Tú eres la única que me entiende… – Relato erótico

Tengo cuarenta y dos años y, como ve, físicamente, estoy genial. Económicamente, podría decirse que mi posición es algo más que acomodada; soy el dueño de una empresa familiar que heredé de mis padres y que, desde hace varias décadas, es líder en el sector. Tengo varias propiedades  inmobiliarias, dos aquí mismo, en la ciudad, una en la costa y otra en Roma… me gusta escaparme siempre que puedo a Italia, sí. También tengo otros caprichos, ya sabe, me gusta conducir y notar la velocidad, ser libre… Poseo varios bólidos, caros y tal, pero eso es lo de menos; hay uno en particular, un Lotus Esprit del 74, por el que siento especial devoción. Es mi niño mimado.

La terapeuta le observa fijamente desde el otro lado de la mesa, dando la sensación de captar todos los detalles que emergen más allá de sus palabras. Es como si su mirada le traspasara… Cada cierto tiempo, él no puede evitar agitar su muñeca, en un gesto con el que expone su lujoso reloj a la vista de su fiel interlocutora, casi por encima de la manga de la camisa. Quizá, un ademán que fallidamente oculta el malestar que le produce sentirse observado con tanta atención. Carraspea involuntariamente y continúa.

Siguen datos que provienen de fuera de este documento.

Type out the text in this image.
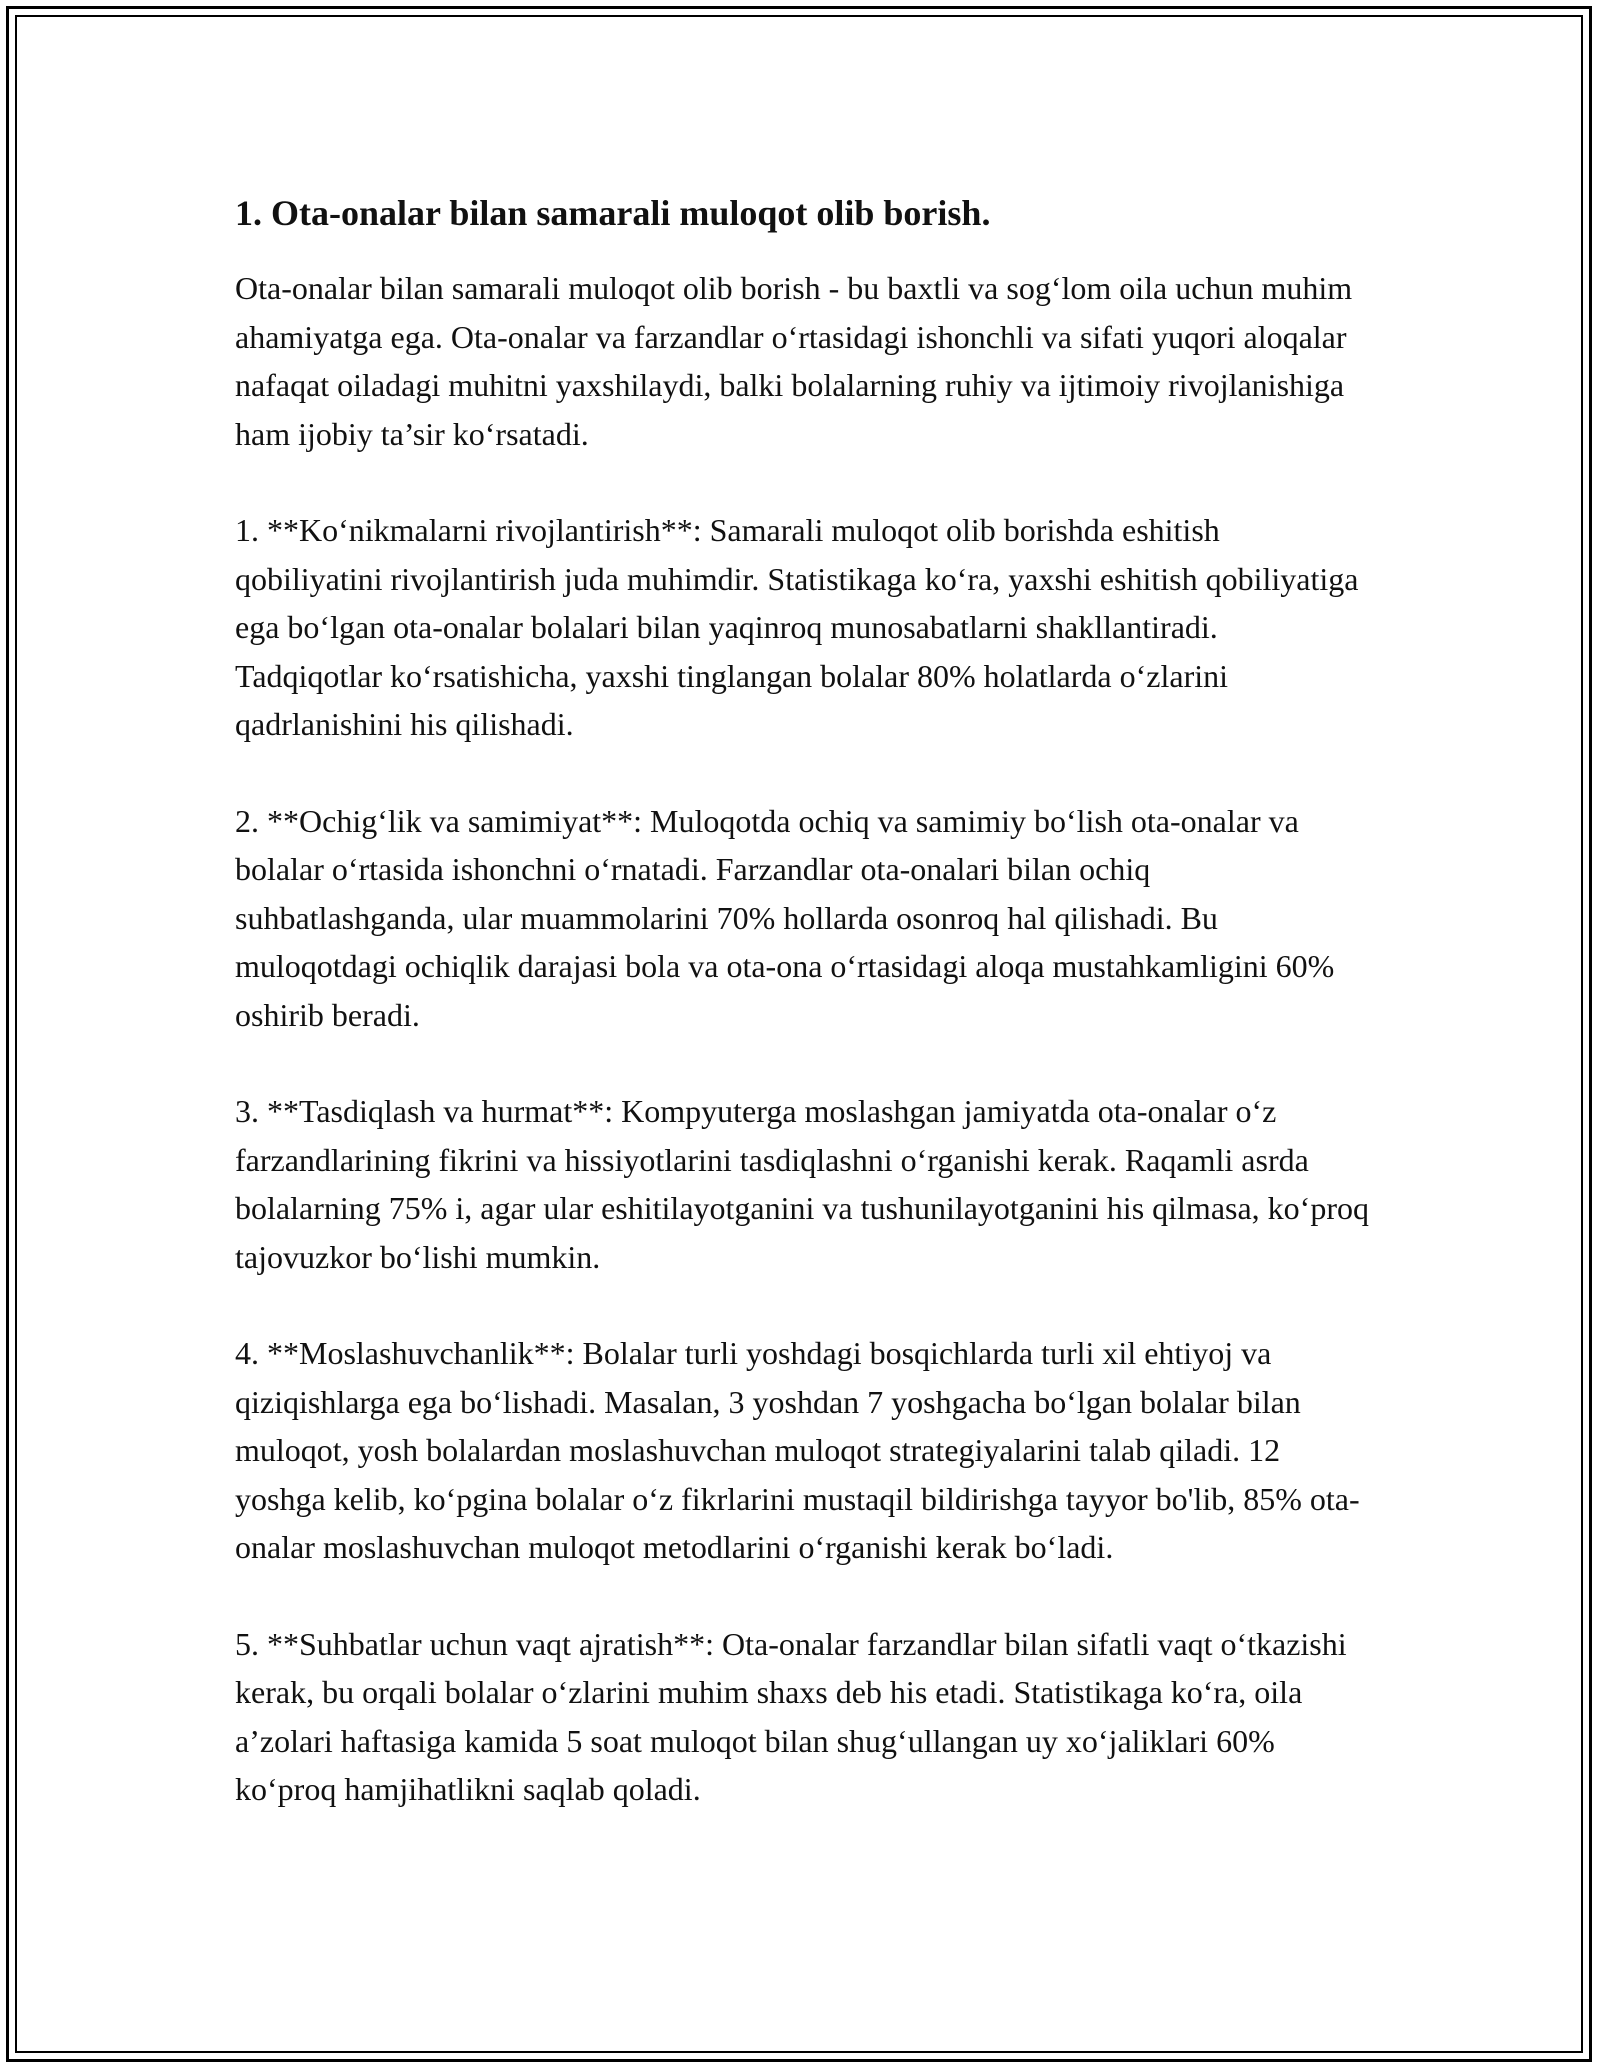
1. Ota-onalar bilan samarali muloqot olib borish.

Ota-onalar bilan samarali muloqot olib borish - bu baxtli va sog‘lom oila uchun muhim ahamiyatga ega. Ota-onalar va farzandlar o‘rtasidagi ishonchli va sifati yuqori aloqalar nafaqat oiladagi muhitni yaxshilaydi, balki bolalarning ruhiy va ijtimoiy rivojlanishiga ham ijobiy ta’sir ko‘rsatadi.

1. **Ko‘nikmalarni rivojlantirish**: Samarali muloqot olib borishda eshitish qobiliyatini rivojlantirish juda muhimdir. Statistikaga ko‘ra, yaxshi eshitish qobiliyatiga ega bo‘lgan ota-onalar bolalari bilan yaqinroq munosabatlarni shakllantiradi. Tadqiqotlar ko‘rsatishicha, yaxshi tinglangan bolalar 80% holatlarda o‘zlarini qadrlanishini his qilishadi.

2. **Ochig‘lik va samimiyat**: Muloqotda ochiq va samimiy bo‘lish ota-onalar va bolalar o‘rtasida ishonchni o‘rnatadi. Farzandlar ota-onalari bilan ochiq suhbatlashganda, ular muammolarini 70% hollarda osonroq hal qilishadi. Bu muloqotdagi ochiqlik darajasi bola va ota-ona o‘rtasidagi aloqa mustahkamligini 60% oshirib beradi.

3. **Tasdiqlash va hurmat**: Kompyuterga moslashgan jamiyatda ota-onalar o‘z farzandlarining fikrini va hissiyotlarini tasdiqlashni o‘rganishi kerak. Raqamli asrda bolalarning 75% i, agar ular eshitilayotganini va tushunilayotganini his qilmasa, ko‘proq tajovuzkor bo‘lishi mumkin.

4. **Moslashuvchanlik**: Bolalar turli yoshdagi bosqichlarda turli xil ehtiyoj va qiziqishlarga ega bo‘lishadi. Masalan, 3 yoshdan 7 yoshgacha bo‘lgan bolalar bilan muloqot, yosh bolalardan moslashuvchan muloqot strategiyalarini talab qiladi. 12 yoshga kelib, ko‘pgina bolalar o‘z fikrlarini mustaqil bildirishga tayyor bo'lib, 85% ota-onalar moslashuvchan muloqot metodlarini o‘rganishi kerak bo‘ladi.

5. **Suhbatlar uchun vaqt ajratish**: Ota-onalar farzandlar bilan sifatli vaqt o‘tkazishi kerak, bu orqali bolalar o‘zlarini muhim shaxs deb his etadi. Statistikaga ko‘ra, oila a’zolari haftasiga kamida 5 soat muloqot bilan shug‘ullangan uy xo‘jaliklari 60% ko‘proq hamjihatlikni saqlab qoladi.
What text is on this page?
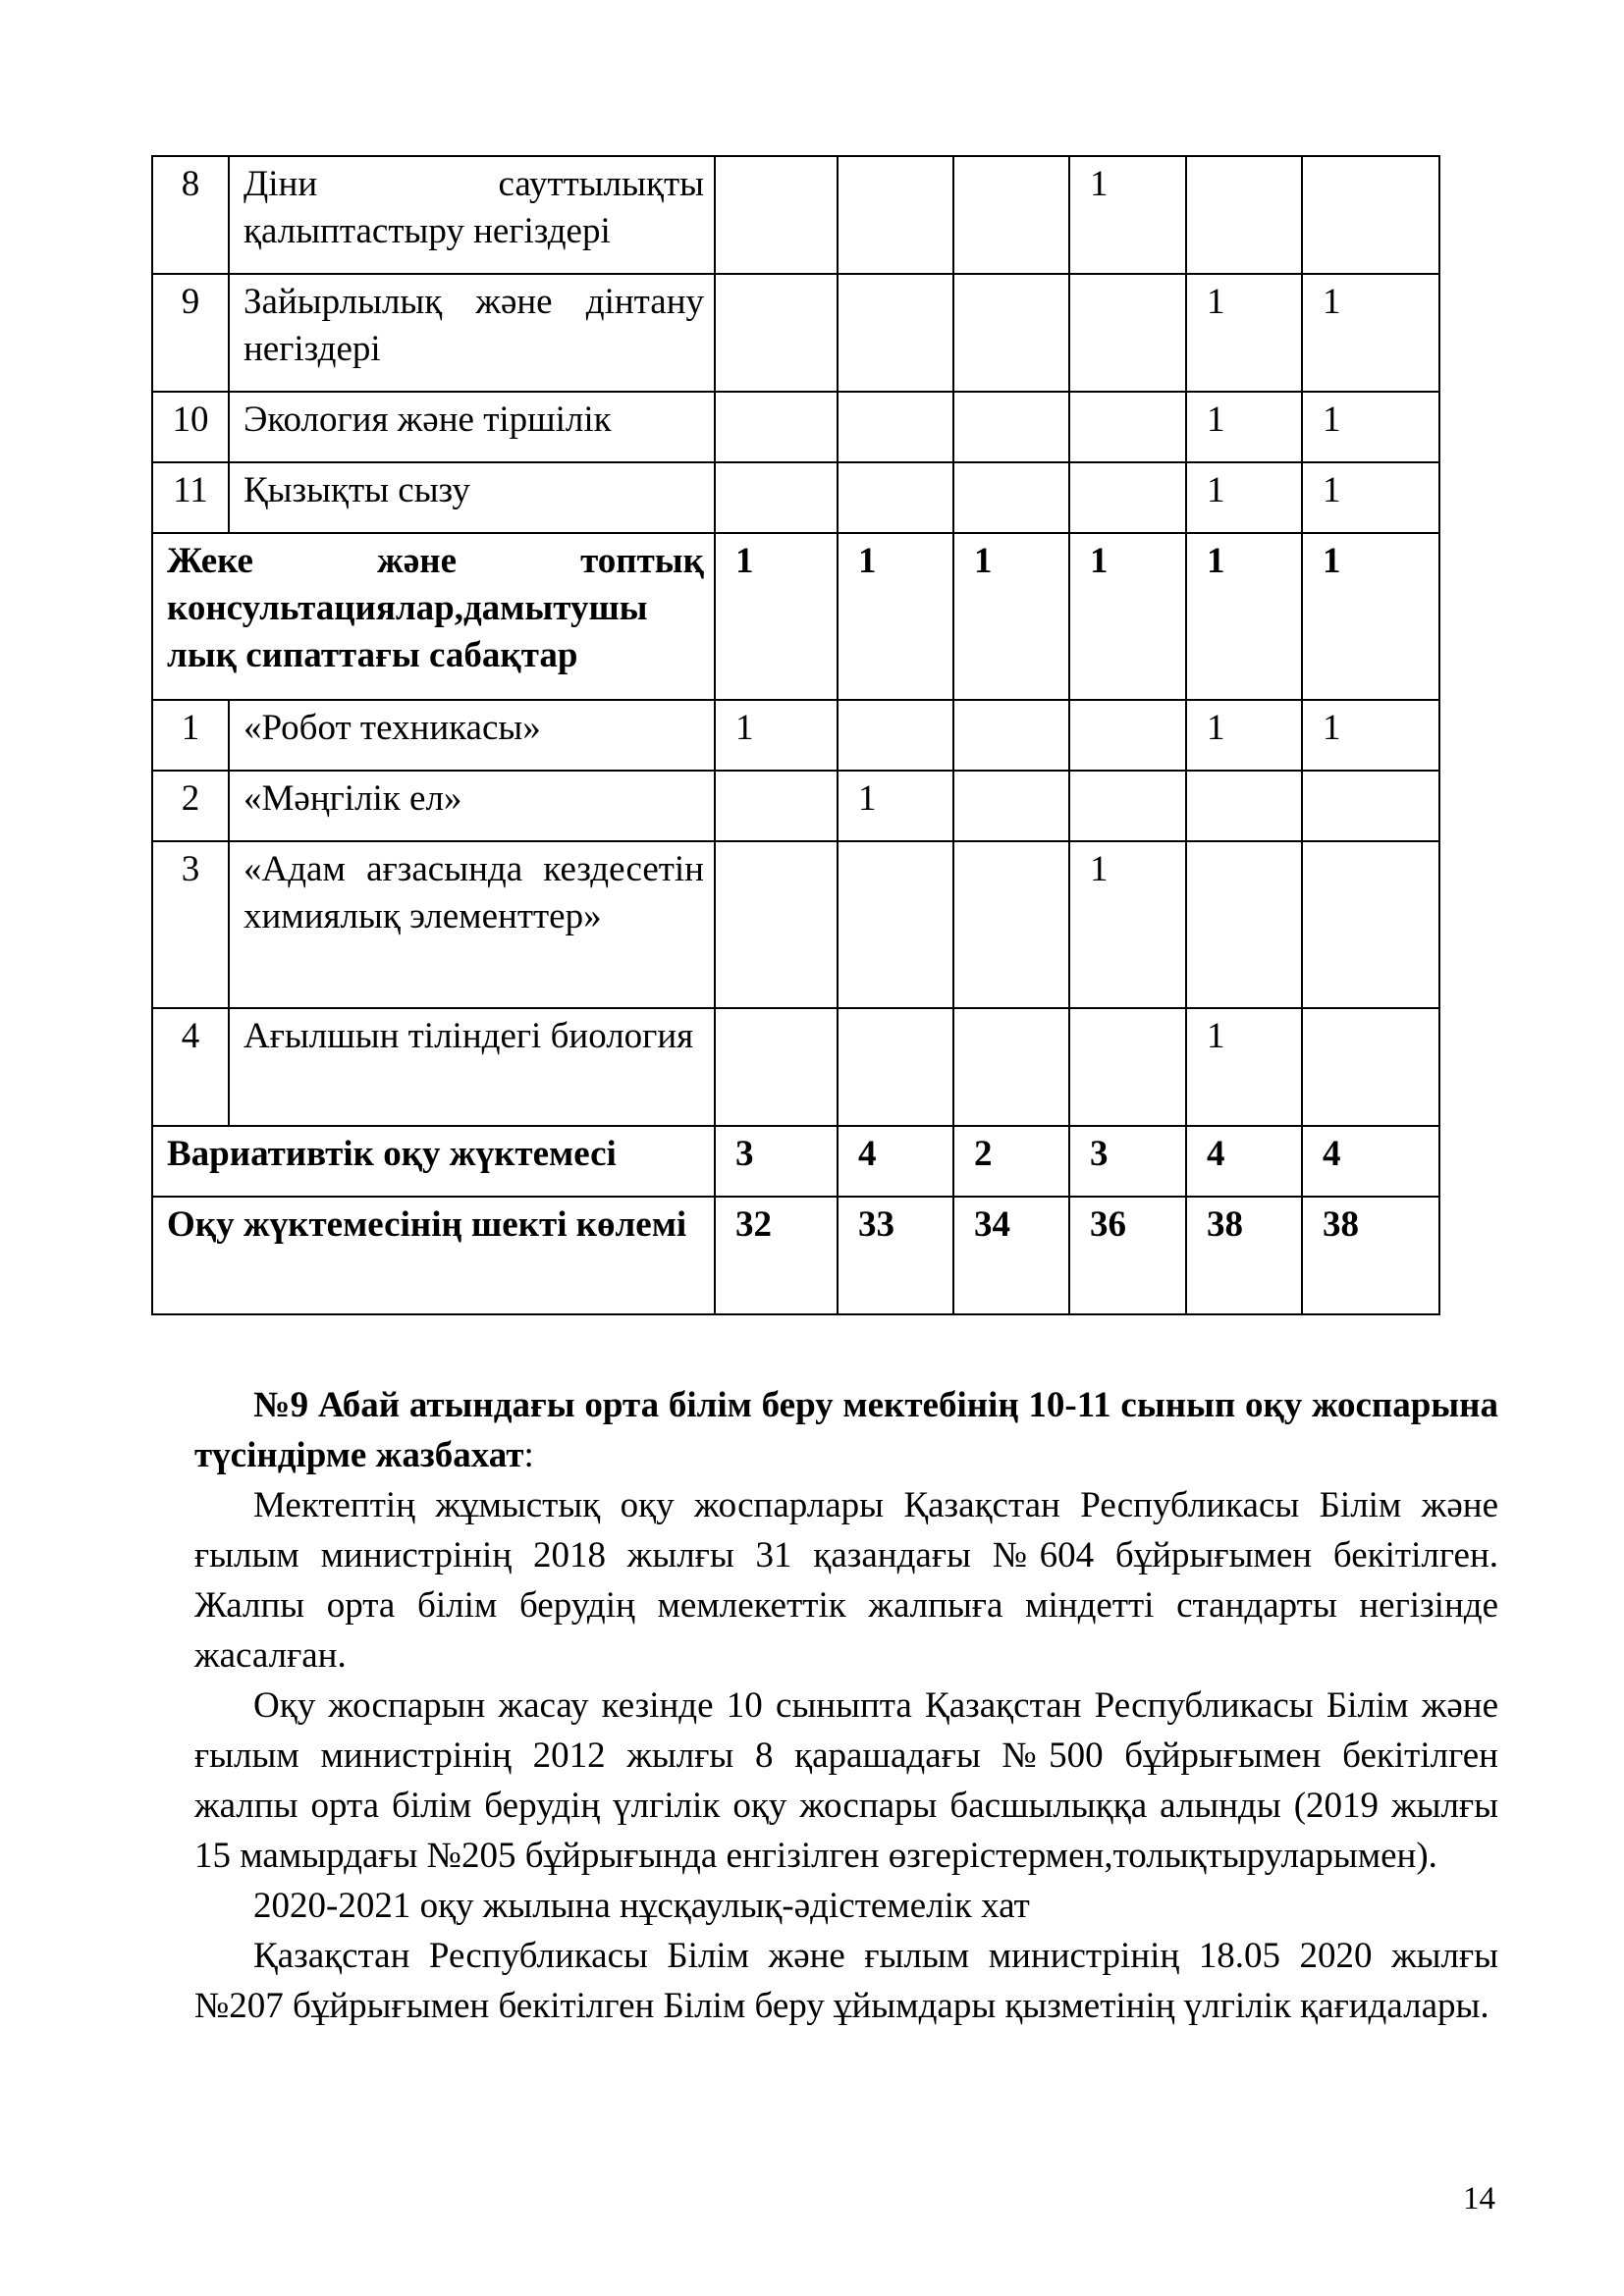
8	Діни сауттылықты қалыптастыру негіздері				1		
9	Зайырлылық және дінтану негіздері					1	1
10	Экология және тіршілік					1	1
11	Қызықты сызу					1	1
Жеке және топтық консультациялар,дамытушы лық сипаттағы сабақтар		1	1	1	1	1	1
1	«Робот техникасы»	1				1	1
2	«Мәңгілік ел»		1				
3	«Адам ағзасында кездесетін химиялық элементтер»				1		
4	Ағылшын тіліндегі биология					1	
Вариативтік оқу жүктемесі		3	4	2	3	4	4
Оқу жүктемесінің шекті көлемі		32	33	34	36	38	38

№9 Абай атындағы орта білім беру мектебінің 10-11 сынып оқу жоспарына түсіндірме жазбахат:

Мектептің жұмыстық оқу жоспарлары Қазақстан Республикасы Білім және ғылым министрінің 2018 жылғы 31 қазандағы №604 бұйрығымен бекітілген. Жалпы орта білім берудің мемлекеттік жалпыға міндетті стандарты негізінде жасалған.

Оқу жоспарын жасау кезінде 10 сыныпта Қазақстан Республикасы Білім және ғылым министрінің 2012 жылғы 8 қарашадағы №500 бұйрығымен бекітілген жалпы орта білім берудің үлгілік оқу жоспары басшылыққа алынды (2019 жылғы 15 мамырдағы №205 бұйрығында енгізілген өзгерістермен,толықтыруларымен).

2020-2021 оқу жылына нұсқаулық-әдістемелік хат

Қазақстан Республикасы Білім және ғылым министрінің 18.05 2020 жылғы №207 бұйрығымен бекітілген Білім беру ұйымдары қызметінің үлгілік қағидалары.

14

Verá, si puedo serle franco, nunca me ha faltado compañía en la cama. Las mujeres se sienten fuertemente atraídas por mí y de una manera casi inmediata. Luego, bueno, pues ya sabe, que si recogerlas con el deportivo, que si cenar en el local de moda, que si llevármelas al dúplex… Lo cierto es que podría decirse que tengo toda la compañía que deseo y, en ocasiones, más de la que me apetece.

La terapeuta permanece impasible. El paciente yergue la espalda y se inclina un poco hacia adelante en señal de dominio. No hay duda de que empieza a sentirse, más que cómodo, encantado con el tema de la conversación. Prosigue en tono menos dubitativo.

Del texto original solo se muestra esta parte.